Across the NBA, several executives polled were unanimous: Brown will work again, but it won't be with a stranger. What will spare him the indignity of needing to go back to college and getting one more program put on probation will be the welcoming arms of the Carolina family.

"I think Charlotte (is) the lead team, because of Michael (Jordan), because he's a former North Carolina guy and because the people there still have strong feelings for him," one Western Conference G.M. said.

Back to his Carolina home, back to the warm embrace of Dean Smith's extended family. This could be where a Hall of Fame coach needs to exact redemption on his beleaguered reputation. The New York Knicks bought out the final four years of his original $50 million for $18.5 million, documents revealed this week.

Somehow, it left Brown's old boys to cast him as a sympathetic figure, a martyr in the struggle for coaching contract rights. Yes, Larry is a genuine Cesar Chavez, fighting the good fight for the working man.

With him out of sight now, Brown has his last loyalists stumping for him, San Antonio's Gregg Popovich – whom Brown gave his big coaching break with the Spurs – and George Karl – a Tar Heel. Mostly, though, Brown has isolated himself. Popovich and Karl insist that the Knicks' failure to honor the entirety of his contract was suddenly the beginning of the end for the sanctity of the coach's contract.

Listen, there were no good guys in the Knicks-Brown fight (think Iran and Iraq in the old days) but Brown stopped trying in New York a year ago and everybody knows it. Even before his Knicks’ players did, Brown threw up his hands and quit. He was trying to prove a point that he had hated the personnel and hated Isiah Thomas and, well, he proved his point all the way to 23 victories.
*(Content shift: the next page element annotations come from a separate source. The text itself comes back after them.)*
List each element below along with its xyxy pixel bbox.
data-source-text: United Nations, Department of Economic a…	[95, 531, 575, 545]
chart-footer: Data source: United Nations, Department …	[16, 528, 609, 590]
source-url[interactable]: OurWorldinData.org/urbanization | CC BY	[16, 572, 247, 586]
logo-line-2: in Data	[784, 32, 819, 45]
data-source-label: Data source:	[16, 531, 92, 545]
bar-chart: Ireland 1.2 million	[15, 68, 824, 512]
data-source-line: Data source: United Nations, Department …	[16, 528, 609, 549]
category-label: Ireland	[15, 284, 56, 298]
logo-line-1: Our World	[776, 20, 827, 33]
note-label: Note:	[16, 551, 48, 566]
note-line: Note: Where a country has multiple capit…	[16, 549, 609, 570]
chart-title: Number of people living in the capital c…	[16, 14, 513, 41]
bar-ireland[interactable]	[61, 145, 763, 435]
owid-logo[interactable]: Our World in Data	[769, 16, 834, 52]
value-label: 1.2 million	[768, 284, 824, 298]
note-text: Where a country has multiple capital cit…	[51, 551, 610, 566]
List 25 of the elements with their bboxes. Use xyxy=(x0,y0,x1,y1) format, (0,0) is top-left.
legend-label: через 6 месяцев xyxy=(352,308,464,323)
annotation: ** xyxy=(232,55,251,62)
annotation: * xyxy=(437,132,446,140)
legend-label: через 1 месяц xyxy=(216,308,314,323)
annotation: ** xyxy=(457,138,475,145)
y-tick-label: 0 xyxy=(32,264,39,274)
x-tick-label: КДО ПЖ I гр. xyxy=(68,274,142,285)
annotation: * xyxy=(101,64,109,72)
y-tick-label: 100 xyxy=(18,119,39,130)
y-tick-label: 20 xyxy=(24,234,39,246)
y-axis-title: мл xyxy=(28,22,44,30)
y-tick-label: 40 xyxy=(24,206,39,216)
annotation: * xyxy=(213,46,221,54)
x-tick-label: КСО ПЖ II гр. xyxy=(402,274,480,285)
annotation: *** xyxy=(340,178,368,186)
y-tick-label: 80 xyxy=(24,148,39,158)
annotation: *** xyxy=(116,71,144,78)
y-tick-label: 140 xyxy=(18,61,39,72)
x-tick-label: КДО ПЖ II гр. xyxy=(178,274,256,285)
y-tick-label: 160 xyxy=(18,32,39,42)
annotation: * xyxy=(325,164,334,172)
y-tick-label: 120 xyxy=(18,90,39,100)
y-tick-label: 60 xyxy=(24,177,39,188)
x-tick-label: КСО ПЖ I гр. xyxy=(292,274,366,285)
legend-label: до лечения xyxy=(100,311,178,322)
Across the past three years, Brown has had some run of quitting on his teams, beginning in Athens where he immediately started distancing himself from his roster before Team USA played a game. He was bitching that he didn't have enough shooters, even though it was his recommendation that the U.S. bring UConn's Emeka Okafor over Milwaukee's Michael Redd. During the Olympics, Brown did everything but jump over to the Serbia-Montenegro sideline mid-Games.

For all the talk of the ugly NBA American in Olympic play, none had ever conducted themselves as selfishly as Brown. From commissioner David Stern to USA Basketball officials, no one left the Olympics thinking anything but what a slug Brown turned out to be for the red, white and blue.

From there, it was home to Detroit to defend his NBA title, something that Brown couldn't do in the spring of 2005 without pining publicly and privately for the presidency of the Cleveland Cavaliers. He would leave the most dignified general manager in basketball, Dumars, for one of the most Machiavellian in Isiah Thomas, a money grab to end all money grabs, bailing on a championship contender for Cablevision's New York coaching slush fund and a renegade roster of losers.

Just understand this: Brown won't go away. He won't retire in Philadelphia where he's living with his family now. For years, Brown has said he'll take a high school job, forever selling himself as some sort of purveyor of basketball purity. That's been one of the truly phony tenets of his whole act, because Brown wouldn't walk across the street without a bag of money sitting on the sidewalk.

So yes, now the Carolina family can still salvage his tattered image. Still, it's strange. Brown is the anti-Dean Smith in every way. Somehow still, Smith has stayed loyal to him. The legendary Tar Heels coach didn't deliver Brown what he ultimately wanted in 2000 – the UNC coaching job – but then again, even old Coach Smith couldn't have lived with Blue Heaven going on probation the way that Kansas and UCLA did under Brown's ethics-free watch.

Nevertheless, Charlotte part-owner Michael Jordan will be partial to his Carolina roots. He tried to hire Roy Williams with the Wizards. What's more, the Bobcats' personnel fit Brown's half-court, defensive-minded style, with Okafor and Scott May on the inside, a dead-eye scorer in Adam Morrison and a tough, Tar Heel guard in Raymond Felton on the perimeter.

The thing is, Bernie Bickerstaff has done a terrific job constructing and coaching this franchise, but no one expected him to be the long-term choice there. The Carolina family is running the Bobcats now, and the clan's black sheep is wandering again, searching for a home.

Larry Brown is going to coach again, even if fewer NBA arms than ever will be open to him. If it turns out to be Charlotte, you can hear the rest of the league letting out a deep sigh and muttering these words: Better them than us.